Yapay Zeka ve Endüstri 4.0 Çağında Üretim! Ama Nasıl??

Eğitim, üretim, sanayi, eğlence dünyası ve sosyal yaşamı yeniden yaratan "Yapay Zeka" ve ona bağlı gelişen diğer teknolojiler (makine öğrenimi, derin öğrenme gibi), dokundukları her alana yeni bir çehre kazandırıyor. Detaylar haberimizde..

Geleceğin dünyası, Endüstri 4.0 ile birlikte atılan dijital temeller üzerinde yükseliyor. Yapay zeka, nesnelerin interneti, büyük veri gibi teknolojiler yeni cesur dünyanın yapı taşlarını oluştururken, yapay zekanın yaşanan dönüşümündeki büyük rolünü yadsıyamayız. Eğitim, üretim, sanayi, eğlence dünyası ve sosyal yaşamı yeniden yaratan "Yapay Zeka" ve ona bağlı gelişen diğer teknolojiler (makine öğrenimi, derin öğrenme gibi), dokundukları her alana yeni bir çehre kazandırıyor.

Yapay zeka günümüzü ve geleceğimizi hızlı bir şekilde yeniden yaratırken, yapay zekanın çıkış öyküsüne kısa bir yolculuk yaparak elimizdeki verileri sağlam temelleri üzerine oturtabiliriz.

1950 yılında “Makineler düşünebilir mi?” sorusunu sorarak yapay zeka teknolojisinin fitilini ateşleyen İngiliz matematikçi, kriptolog ve mantıkçı Alan Turing doğru yaklaşımlarla bilgisayarların insani davranış modellerine bağlı hareket edebileceği ve düşünebileceğini ortaya koymuştu.
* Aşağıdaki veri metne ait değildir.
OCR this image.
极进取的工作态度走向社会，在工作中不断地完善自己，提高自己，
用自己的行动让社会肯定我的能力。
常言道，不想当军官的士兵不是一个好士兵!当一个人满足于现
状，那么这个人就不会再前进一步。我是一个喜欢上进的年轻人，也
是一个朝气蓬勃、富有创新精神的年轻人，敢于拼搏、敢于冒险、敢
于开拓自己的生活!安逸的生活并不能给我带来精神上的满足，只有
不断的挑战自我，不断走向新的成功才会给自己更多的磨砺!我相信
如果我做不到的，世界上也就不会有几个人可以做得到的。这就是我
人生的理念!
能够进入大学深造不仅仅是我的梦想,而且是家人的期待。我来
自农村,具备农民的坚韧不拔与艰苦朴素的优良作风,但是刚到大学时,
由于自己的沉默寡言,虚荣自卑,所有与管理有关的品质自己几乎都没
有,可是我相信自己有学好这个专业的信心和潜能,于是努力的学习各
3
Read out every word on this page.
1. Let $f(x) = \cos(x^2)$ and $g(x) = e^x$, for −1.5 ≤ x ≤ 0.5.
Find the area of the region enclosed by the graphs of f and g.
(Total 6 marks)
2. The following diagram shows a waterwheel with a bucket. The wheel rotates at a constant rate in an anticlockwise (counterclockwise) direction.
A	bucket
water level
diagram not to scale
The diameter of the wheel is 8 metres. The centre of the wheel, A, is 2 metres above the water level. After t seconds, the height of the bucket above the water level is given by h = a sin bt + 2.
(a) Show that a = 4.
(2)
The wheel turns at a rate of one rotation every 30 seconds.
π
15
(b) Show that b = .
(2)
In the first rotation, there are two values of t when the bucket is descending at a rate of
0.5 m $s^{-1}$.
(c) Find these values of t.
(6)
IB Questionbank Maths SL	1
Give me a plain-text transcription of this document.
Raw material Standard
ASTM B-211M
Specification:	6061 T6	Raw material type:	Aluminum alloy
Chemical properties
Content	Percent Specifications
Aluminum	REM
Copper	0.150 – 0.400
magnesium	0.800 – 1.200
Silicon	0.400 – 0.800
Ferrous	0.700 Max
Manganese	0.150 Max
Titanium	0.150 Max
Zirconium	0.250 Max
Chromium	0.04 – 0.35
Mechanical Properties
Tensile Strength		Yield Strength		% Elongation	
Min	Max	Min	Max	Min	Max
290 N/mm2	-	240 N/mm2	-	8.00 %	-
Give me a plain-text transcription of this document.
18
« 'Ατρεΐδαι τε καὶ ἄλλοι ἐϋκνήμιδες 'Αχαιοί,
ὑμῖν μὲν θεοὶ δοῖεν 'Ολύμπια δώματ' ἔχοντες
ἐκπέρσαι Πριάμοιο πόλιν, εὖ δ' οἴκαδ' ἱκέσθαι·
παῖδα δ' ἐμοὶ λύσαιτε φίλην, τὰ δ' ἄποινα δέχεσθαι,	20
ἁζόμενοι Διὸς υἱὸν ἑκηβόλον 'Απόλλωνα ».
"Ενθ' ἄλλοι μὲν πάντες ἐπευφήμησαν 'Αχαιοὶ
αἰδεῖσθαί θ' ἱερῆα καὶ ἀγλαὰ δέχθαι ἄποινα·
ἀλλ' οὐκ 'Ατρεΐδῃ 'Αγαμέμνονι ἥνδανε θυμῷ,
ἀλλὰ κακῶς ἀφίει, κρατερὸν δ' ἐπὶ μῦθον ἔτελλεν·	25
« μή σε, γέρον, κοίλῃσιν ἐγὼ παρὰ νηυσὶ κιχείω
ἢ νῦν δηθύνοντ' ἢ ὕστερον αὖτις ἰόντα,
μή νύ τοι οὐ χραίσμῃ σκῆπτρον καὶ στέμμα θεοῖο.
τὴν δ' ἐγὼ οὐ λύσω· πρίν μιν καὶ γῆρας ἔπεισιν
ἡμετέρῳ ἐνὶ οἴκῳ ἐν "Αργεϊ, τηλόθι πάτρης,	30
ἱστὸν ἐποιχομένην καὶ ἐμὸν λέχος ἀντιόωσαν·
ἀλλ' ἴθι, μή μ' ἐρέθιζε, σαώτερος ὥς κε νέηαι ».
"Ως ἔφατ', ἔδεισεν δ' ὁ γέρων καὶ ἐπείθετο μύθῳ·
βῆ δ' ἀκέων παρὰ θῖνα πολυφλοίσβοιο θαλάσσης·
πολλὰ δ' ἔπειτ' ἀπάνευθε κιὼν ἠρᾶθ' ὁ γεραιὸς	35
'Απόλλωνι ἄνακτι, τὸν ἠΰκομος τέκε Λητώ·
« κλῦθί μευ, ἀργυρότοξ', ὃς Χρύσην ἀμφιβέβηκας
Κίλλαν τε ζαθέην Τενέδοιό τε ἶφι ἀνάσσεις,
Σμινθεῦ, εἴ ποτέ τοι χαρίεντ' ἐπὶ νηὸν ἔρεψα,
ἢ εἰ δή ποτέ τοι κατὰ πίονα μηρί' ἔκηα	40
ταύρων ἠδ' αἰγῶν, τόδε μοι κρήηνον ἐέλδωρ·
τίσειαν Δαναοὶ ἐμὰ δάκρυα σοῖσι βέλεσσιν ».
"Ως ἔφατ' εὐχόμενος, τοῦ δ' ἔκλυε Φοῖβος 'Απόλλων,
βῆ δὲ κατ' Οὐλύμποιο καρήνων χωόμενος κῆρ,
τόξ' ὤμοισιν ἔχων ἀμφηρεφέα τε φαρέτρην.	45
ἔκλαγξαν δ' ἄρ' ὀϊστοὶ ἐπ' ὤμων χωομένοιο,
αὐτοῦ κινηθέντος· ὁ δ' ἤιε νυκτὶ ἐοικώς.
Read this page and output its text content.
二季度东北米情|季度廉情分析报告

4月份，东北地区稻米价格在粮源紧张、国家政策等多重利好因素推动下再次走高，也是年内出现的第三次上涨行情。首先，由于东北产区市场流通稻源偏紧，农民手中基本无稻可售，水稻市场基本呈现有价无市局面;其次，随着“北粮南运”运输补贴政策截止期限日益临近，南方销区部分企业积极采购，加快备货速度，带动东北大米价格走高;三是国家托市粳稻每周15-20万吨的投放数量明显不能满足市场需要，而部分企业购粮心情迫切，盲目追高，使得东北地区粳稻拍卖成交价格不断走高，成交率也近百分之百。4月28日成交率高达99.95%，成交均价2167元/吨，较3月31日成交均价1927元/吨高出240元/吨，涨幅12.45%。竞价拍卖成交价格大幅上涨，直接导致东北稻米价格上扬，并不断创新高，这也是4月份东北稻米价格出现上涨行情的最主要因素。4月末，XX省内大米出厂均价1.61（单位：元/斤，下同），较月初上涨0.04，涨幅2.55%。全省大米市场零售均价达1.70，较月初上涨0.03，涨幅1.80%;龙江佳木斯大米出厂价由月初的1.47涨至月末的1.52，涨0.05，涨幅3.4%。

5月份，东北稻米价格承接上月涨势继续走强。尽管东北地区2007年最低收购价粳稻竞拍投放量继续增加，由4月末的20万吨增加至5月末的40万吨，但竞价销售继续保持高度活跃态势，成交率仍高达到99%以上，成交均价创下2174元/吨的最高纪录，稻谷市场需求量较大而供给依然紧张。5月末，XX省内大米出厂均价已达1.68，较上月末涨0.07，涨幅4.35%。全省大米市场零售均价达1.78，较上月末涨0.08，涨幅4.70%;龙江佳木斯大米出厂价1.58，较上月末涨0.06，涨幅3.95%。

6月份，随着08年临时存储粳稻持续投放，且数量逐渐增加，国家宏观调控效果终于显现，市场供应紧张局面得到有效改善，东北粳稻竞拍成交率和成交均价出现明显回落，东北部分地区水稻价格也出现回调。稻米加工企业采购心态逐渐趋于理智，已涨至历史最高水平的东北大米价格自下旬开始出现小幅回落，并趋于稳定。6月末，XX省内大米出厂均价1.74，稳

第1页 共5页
Turing, gelecekte insan ve makine ayrımı yapmanın imkansız olacağını, makinelerin yükselişi ile birlikte yaşamın farklı bir düzlemde yaşanacağını öne sürmüştü.

Turing’in o yıllar için son derece “bilimkurgu” ögeler barındıran bu söylemleri, o yıllarda Dartmouth College’da matematik profesörü olan John McCarthy tarafından farklı bir boyuta taşındı. McCarthy, özel olarak programlanacak bilgisayarların insan gibi düşünerek kararlar alabileceğini hatta durum analizi yaparak “kendine has” tepkiler verebileceğini iddia etmişti. 1956 yılına gelindiğinde aklındaki düşünceleri düzenlediği “Yapay Zeka Konferansı” ile dünyanın geri kalanı ile paylaşan McCarthy, bir bakıma yapay zeka biliminin de öncüsü olmuştu. McCarthy’ye göre Yapay Zeka; “Öğrenme ve zekanın tüm özellikleri detaylı bir şekilde tanımlanarak işlenebilirse, bilgisayarlar elde verilen bu verileri simüle ederek insan gibi düşünebilir.” anlamını taşıyordu.

Yapay Zeka ile Birlikte Değişen Yaklaşımlar

70 sene önce temelleri Alan Turing ve John McCarthy tarafından atılan yapay zeka teknolojisi, tıpkı bu iki ismin öngörülerinde olduğu gibi hem günümüzü hem de geleceğimizi dizayn ediyor. Yapay zeka teknolojisi ile birlikte yükselen nesnelerin interneti, derin öğrenme, makine öğrenimi, büyük veri gibi teknolojilerle beraber artan (oluşan da diyebiliriz) veri havuzları çok daha iyi bir şekilde analiz edilebiliyor. Bu şekilde analiz edilen veriler iş, eğlence ve sağlık ekosistemlerinin hedef kitle ve müşterilerine “güdümlü” bir şekilde ulaşılmasına olanak tanıyor.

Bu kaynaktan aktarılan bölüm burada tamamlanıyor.